Safeguarding Your Organization
HIPAA requires Risk Assessment and a complete one includes a review of IT infrastructure, company policies, administrative procedures, physical security controls, and all systems and equipment capable of holding, sending, or touching e-PHI.
The HIPAA Security Rule allows electronic communication but requires covered entities to apply reasonable safeguards to protect e-PHI. Policies should ensure the integrity of e-PHI is not violated and the Security Rule has specific advice for how to implement adequate safeguards. Typical safeguard steps include but are not limited to:
Determine mobile device use in your organization, including the use of personal devices and whether encryption, authentication, and physical protections are in place to secure e-PHI. Establish an electronic protocol to ensure e-PHI is not altered or destroyed by unauthorized users. Establish security breach protocols for protection of e-PHI for mobile device use. Educate staff on authorized access to PHI on an electric device and educate them on the risk of data breaches.
Keep a tight inventory of mobile devices used in your organization. Store all mobile devices in a secure location when not in use. Install radio frequency identification, RFID, on mobile devices to locate lost or stolen devices. Use remote shut-down tools to remotely lock down a missing device.
Update anti-malicious software on all devices, install firewalls when applicable, and encrypt all patient PHI. Use IT backup such as off-site data centers and cloud technology to provide redundancy and access to PHI. Use biometric authentication tools, ensure mobile devices use secure encryption hypertext transfer protocol secure, HTTP, to provide encrypted communication and identification of a network server.

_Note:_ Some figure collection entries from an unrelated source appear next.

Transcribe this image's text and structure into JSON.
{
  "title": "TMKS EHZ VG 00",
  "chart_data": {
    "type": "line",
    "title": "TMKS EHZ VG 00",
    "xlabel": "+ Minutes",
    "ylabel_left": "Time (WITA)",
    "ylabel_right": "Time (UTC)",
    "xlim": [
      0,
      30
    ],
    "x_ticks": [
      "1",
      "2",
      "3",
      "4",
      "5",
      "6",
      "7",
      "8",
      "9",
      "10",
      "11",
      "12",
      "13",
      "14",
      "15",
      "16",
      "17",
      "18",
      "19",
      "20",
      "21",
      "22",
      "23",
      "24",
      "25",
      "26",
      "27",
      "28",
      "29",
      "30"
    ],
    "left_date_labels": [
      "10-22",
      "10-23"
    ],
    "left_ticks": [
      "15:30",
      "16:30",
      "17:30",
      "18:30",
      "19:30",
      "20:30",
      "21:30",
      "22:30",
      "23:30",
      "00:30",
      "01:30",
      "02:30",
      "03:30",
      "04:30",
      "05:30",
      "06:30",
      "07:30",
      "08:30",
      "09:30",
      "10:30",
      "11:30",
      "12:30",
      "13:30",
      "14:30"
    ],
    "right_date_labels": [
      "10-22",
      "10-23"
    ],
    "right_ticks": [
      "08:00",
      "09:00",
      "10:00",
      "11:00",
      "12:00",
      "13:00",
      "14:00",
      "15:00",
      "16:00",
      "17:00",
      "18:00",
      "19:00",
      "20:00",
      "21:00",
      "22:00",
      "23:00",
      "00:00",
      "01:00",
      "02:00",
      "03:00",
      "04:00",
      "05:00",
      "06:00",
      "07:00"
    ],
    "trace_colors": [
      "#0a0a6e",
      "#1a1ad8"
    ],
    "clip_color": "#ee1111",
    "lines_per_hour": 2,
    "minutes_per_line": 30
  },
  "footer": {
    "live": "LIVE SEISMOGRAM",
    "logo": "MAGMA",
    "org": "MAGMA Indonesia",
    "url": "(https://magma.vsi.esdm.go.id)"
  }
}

Encrypted data is useless to hackers, even if it is hijacked by hackers.
The key to successful implementation of secure mobile device use in your hospital is frequent employee training on proper electronic security procedures. It’s not enough to inform them of a policy manual; employees should undergo interactive security training upon hiring/orientation and then annually.

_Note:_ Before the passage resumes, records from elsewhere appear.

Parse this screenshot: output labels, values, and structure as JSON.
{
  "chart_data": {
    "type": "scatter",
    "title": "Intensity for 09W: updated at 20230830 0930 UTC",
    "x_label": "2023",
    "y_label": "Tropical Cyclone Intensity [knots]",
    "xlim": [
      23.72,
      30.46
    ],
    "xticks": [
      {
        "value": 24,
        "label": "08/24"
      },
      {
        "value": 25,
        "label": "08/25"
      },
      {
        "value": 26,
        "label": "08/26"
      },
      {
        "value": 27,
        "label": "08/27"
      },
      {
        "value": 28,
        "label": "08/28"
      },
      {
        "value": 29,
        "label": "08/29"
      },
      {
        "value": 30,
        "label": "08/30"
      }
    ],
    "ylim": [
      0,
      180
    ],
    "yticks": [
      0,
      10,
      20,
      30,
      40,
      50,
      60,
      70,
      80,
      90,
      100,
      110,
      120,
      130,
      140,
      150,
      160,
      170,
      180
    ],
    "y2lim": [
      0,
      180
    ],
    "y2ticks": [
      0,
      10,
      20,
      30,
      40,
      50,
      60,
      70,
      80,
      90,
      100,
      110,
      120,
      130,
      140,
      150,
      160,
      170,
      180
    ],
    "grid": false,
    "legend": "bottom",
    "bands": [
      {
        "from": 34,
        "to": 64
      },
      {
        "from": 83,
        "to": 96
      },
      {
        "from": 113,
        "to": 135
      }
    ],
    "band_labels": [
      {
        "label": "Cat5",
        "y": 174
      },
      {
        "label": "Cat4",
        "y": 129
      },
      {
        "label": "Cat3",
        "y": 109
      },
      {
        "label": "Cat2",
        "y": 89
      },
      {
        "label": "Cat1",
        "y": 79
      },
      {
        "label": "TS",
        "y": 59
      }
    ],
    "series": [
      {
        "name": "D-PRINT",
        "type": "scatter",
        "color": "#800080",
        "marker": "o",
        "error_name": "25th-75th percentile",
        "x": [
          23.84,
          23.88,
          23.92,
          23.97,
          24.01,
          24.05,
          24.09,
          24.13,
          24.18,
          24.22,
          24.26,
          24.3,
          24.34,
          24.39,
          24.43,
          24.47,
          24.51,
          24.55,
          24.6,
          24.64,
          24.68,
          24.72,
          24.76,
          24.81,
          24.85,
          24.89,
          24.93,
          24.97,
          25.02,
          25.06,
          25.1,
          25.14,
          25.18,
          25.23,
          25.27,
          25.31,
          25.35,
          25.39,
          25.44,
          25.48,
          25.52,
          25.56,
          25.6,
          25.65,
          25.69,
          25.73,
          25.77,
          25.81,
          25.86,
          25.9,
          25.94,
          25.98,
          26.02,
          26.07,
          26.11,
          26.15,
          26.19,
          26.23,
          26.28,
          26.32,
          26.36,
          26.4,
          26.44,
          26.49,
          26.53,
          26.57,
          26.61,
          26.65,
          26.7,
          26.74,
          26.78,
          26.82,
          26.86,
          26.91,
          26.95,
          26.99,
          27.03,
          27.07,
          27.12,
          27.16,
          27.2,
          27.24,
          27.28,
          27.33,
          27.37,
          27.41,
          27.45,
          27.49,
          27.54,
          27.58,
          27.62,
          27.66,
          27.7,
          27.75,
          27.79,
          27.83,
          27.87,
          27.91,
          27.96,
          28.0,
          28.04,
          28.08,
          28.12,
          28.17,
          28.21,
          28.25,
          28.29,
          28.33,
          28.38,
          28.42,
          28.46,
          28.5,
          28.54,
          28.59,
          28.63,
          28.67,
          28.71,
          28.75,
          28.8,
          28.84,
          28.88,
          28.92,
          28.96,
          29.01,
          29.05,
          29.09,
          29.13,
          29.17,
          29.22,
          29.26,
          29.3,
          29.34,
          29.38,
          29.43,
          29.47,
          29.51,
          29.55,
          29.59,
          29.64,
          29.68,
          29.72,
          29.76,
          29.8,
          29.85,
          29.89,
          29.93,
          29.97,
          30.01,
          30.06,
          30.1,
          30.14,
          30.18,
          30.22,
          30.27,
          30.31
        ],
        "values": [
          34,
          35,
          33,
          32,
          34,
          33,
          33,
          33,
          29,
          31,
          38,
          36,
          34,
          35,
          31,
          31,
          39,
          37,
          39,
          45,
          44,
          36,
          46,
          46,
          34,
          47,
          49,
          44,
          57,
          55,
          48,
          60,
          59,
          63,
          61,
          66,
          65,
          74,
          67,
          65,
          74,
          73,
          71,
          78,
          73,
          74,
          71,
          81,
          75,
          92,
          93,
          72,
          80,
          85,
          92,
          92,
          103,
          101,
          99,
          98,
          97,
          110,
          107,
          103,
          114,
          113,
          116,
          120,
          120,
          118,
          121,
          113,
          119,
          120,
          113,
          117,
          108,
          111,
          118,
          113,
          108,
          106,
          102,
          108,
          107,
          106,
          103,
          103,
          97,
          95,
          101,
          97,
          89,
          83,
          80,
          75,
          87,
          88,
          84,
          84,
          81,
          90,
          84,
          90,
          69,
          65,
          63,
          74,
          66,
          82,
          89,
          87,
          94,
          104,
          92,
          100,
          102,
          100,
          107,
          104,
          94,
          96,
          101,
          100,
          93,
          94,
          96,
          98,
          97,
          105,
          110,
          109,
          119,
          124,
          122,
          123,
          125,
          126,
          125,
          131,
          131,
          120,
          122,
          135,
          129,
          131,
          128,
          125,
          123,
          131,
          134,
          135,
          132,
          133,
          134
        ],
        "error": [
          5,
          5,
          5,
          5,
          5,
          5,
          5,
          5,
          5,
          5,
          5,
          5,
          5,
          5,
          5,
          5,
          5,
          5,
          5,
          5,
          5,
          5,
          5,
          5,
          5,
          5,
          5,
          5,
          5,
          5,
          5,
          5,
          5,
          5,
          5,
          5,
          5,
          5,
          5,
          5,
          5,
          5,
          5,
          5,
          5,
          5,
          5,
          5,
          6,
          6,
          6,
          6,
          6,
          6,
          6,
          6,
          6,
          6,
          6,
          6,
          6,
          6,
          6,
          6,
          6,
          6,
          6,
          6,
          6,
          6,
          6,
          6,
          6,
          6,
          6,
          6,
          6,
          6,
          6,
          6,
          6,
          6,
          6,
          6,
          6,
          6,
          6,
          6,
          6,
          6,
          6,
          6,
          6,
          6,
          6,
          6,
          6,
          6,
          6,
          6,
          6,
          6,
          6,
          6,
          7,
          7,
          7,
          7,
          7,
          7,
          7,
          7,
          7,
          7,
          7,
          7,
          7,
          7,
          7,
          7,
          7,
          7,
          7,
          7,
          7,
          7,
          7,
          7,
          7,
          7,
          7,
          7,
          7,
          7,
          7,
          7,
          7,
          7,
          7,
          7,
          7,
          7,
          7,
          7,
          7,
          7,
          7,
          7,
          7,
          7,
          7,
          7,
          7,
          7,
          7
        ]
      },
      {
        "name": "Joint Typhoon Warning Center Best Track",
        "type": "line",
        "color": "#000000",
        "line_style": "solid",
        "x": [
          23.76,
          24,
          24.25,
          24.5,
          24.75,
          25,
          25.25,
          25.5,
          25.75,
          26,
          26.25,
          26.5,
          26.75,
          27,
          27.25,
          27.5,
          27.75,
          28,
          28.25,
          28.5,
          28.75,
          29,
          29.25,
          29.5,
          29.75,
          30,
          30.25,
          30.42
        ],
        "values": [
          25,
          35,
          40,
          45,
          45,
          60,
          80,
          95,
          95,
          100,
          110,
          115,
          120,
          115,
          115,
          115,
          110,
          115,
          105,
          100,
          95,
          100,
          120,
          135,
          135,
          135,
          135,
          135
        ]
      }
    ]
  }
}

At a bare minimum, employees should understand basic mobile device security:
- Authorized Devices
Bring Your Own Device, BYOD, is a practice that is growing in acceptance, but one that healthcare organizations must review very carefully. The risks associated with BYOD can be costly as these devices often fall outside of the normal use of a facility-owned device.
- Operating System & App Updates
Set clear rules for staying current on operating system updates and updates for approved apps. Mobile devices require patches and updates to just like computers.
Establish guidelines for wi-fi connections, never allowing unsecured connections. Set protocol for connecting a mobile device to another device. Plugging a smart phone into a home computer on an unsecured network can allow hackers to tap PHI. Connect to your EHR via VPN or two-factor authentication.
Use discretion when allowing downloads. Legitimate-looking apps can harbor malware that can cause a data breach.
Demand password, PIN, and biometric authentication on every mobile device.
- Text and Email/Voicemail Use
Warn employees that hackers will try to steal PHI in any way they can. Train them to be suspicious of every contact and confirm it’s legitimate before sharing PHI. If in doubt, advise them to contact the requester directly via a company phone and to never release social security data or credit card information via a text or an un-encrypted email.
Cybersecurity is the first line of defense in the protection of protected health information. As technology advances so will change, and with it, smarter, faster, and more convenient delivery of patient care. Staying current with your hospital’s management of e-PHI will keep patients, employees, and administration compliant and safe.